I have a BA in Economics though I am a 20-year software veteran and I can honestly say that this degree has probably helped my career more than any CS knowledge I have. My family was also heavily into the humanities in general, plus a number of my parents were in leadership positions (both corporate and military). All the stories I heard growing up had to do with people and social relations, literally never anything technical. (For context, one of my parents has an electrical engineering background and was a hardware startup founder.)

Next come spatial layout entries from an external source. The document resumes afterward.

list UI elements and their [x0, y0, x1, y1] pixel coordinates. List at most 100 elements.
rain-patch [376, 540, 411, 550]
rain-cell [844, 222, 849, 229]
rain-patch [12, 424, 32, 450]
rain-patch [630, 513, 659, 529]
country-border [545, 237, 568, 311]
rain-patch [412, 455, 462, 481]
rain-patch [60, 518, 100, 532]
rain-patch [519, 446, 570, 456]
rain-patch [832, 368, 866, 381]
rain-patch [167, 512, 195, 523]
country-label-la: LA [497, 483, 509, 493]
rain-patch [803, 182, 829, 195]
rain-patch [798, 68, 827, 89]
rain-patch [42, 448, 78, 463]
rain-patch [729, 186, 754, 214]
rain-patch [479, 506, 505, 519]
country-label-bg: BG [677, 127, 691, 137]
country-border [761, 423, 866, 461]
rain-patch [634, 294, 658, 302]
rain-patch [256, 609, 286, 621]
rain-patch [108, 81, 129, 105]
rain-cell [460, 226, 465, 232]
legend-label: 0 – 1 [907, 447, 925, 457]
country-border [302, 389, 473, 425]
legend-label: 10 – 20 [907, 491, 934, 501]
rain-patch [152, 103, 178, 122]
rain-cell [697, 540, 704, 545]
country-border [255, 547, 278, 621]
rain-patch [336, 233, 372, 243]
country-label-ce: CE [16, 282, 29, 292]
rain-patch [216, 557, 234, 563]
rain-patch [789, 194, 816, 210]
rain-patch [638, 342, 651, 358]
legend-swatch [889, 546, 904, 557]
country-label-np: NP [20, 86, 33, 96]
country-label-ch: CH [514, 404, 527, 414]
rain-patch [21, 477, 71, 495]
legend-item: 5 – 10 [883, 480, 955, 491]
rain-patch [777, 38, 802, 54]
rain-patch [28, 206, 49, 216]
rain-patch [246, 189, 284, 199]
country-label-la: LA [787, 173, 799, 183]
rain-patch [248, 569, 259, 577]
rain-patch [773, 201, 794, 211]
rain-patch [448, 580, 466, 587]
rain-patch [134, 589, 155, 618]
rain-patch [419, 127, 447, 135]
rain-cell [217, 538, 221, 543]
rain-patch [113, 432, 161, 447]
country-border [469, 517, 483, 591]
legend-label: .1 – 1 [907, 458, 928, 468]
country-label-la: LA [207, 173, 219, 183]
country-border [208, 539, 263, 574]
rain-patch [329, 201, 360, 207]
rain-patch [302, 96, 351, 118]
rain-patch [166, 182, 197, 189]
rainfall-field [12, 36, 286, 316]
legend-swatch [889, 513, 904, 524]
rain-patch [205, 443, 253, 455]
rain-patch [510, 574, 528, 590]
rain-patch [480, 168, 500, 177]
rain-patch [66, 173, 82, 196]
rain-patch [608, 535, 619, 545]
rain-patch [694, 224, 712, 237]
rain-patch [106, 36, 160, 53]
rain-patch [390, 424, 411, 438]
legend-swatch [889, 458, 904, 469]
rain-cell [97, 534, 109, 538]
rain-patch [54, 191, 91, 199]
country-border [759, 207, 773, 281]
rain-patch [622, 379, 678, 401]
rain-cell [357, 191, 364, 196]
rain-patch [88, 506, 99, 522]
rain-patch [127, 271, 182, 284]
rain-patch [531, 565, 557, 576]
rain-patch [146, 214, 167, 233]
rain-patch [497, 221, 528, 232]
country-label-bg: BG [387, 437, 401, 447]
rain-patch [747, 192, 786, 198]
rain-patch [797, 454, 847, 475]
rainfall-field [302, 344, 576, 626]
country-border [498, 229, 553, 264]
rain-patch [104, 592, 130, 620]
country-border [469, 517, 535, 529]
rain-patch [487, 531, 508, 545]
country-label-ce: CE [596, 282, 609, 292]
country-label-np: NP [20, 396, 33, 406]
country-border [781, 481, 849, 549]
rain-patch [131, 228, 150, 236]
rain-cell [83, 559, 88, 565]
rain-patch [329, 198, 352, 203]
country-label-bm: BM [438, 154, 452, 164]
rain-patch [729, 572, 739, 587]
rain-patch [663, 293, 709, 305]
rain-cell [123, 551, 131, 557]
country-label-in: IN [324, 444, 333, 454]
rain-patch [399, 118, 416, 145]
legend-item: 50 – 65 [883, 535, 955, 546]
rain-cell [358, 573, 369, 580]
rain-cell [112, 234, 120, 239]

Human factors dominate all other factors and most engineers/devs/whatever tend to learn this way too late in their career. There's a sincere but ultimately naive hope that if the tech could just be really excellent then all that messy human stuff just wouldn't be a problem.
Strong agree that everyone would benefit from having a shitty service job or two when they're young to learn what life is really like for most people. I worked a bunch of different service jobs in high school and college, it's shocking how poorly most people treat someone just because they're standing behind the counter.
In the corporate world I find it's usually very obvious who has real life experience and who doesn't.
It's easy to conflate recognition with achievement when that's all you know in life.
Most of them with law degrees and education in domains far removed from CS/math.
CS/math has nothing to do with this. It's just boring biological self selection. Why would I listen to you of all people?
Your existential dread is for you and your therapist. Not on others to coddle your ego.
The problem is Americans believe(d) all the televised to the spec of network censors propaganda about their exceptionalism. Tens of millions of 50+ year olds really came to believe they are the center of the universe. Nope, just more randos who never had a say in their existence because the messy and irrational aspects of reality don't care you exist.